The absence of that safeguard in Go is a feature. It's used when the error isn't that critical and the program can merrily continue with the default value.
I only briefly tried Rust and was turned off by the poor ergonomics; I don't think (i.e. open to correction) that the Rust way (using '?') is a 1:1 replacement for the use-cases covered by Go error management or exceptions.
Sometimes (like in the code I wrote about 60m ago), you want both the result as well as the error, like "Here's the list of files you recursively searched for, plus the last error that occurred". Depending on the error, the caller may decide to use the returned value (or not).

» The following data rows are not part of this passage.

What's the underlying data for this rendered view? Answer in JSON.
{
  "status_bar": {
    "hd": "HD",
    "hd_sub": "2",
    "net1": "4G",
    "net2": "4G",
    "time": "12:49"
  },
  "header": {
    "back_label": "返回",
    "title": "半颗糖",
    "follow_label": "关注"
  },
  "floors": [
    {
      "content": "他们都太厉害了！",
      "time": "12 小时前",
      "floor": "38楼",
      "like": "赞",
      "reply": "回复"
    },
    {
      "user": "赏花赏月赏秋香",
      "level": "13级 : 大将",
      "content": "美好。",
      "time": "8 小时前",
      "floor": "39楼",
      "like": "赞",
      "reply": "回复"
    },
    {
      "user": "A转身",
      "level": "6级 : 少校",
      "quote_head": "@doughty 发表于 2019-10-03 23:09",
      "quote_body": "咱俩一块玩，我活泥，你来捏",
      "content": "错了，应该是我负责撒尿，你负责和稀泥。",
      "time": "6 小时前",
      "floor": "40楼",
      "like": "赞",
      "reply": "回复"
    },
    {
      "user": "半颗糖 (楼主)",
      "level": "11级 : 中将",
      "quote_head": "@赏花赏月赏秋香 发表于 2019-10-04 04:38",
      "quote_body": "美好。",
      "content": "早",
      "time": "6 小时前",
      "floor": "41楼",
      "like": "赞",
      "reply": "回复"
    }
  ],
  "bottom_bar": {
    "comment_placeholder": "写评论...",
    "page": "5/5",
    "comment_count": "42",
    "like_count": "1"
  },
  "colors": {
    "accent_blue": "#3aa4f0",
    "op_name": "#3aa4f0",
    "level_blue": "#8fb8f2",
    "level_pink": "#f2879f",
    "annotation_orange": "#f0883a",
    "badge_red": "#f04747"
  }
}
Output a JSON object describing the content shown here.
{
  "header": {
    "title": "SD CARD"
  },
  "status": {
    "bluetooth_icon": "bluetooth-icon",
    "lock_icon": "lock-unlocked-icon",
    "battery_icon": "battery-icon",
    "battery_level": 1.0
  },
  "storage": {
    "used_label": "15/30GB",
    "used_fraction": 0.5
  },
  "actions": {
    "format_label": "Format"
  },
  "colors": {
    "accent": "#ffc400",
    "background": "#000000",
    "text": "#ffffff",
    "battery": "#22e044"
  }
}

Other times you want an easy way to ignore the error, because a nil result gets checked anyway two lines down: Even when an error occurs, I don't necessarily want to stop or return immediately. It's annoying to the user to have 30 errors in their input, and only find out about #2 after #1 is fixed, and #3 after #2 is fixed ... and number #30 after #29 is fixed.
Go allows these two very useful use-cases for errors. I agree it's not perfect, but with code-folding on by default, I literally don't even see the `if err != nil` blocks.
Somewhat related: In my current toy language[1], I'm playing around with the idea of "NULL-safety" meaning "Results in a runtime-warning and a no-op", not "Results in a panic" and not "cannot be represented at all in a program"[2].
This lets a function record multiple errors at runtime before returning a stack of errors, rather than stack-tracing, segfaulting or returning on the first error.
[1] Everyone is designing their own best language, right? :-) I've been at this now since 2016 for my current toy language.
[2] I consider this to be pointless: every type needs to indicate lack of a value, because in the real world, the lack of a value is a common, regular and expected occurrence[3]. Using an empty value to indicate the lack of a value is almost certainly going to result in an error down the line.
[3] Which is where there are so many common ways of handling lack of a value: For PODs, it's quite popular to pick a sentinel value, such as `(size_t)-1`, to indicate this. For composite objects, a common practice is for the programmer to check one or two fields within the object to determine if it is a valid object or not. For references NULL/null/nil/etc is used. I don't like any of those options.
> that the Rust way (using '?') is a 1:1 replacement for the use-cases covered by Go error management or exceptions.
It is a 1:1 replacement.
I think you're thinking of the case when you have many results, and you want to deal with that array of results in various ways.
> Result implements FromIterator so that a vector of results (Vec<Result<T, E>>) can be turned into a result with a vector (Result<Vec<T>, E>). Once an Result::Err is found, the iteration will terminate.
This doesn't handle every case out there, but it does handle the majority of them. If you'd like to do something more bespoke, that's an option as well.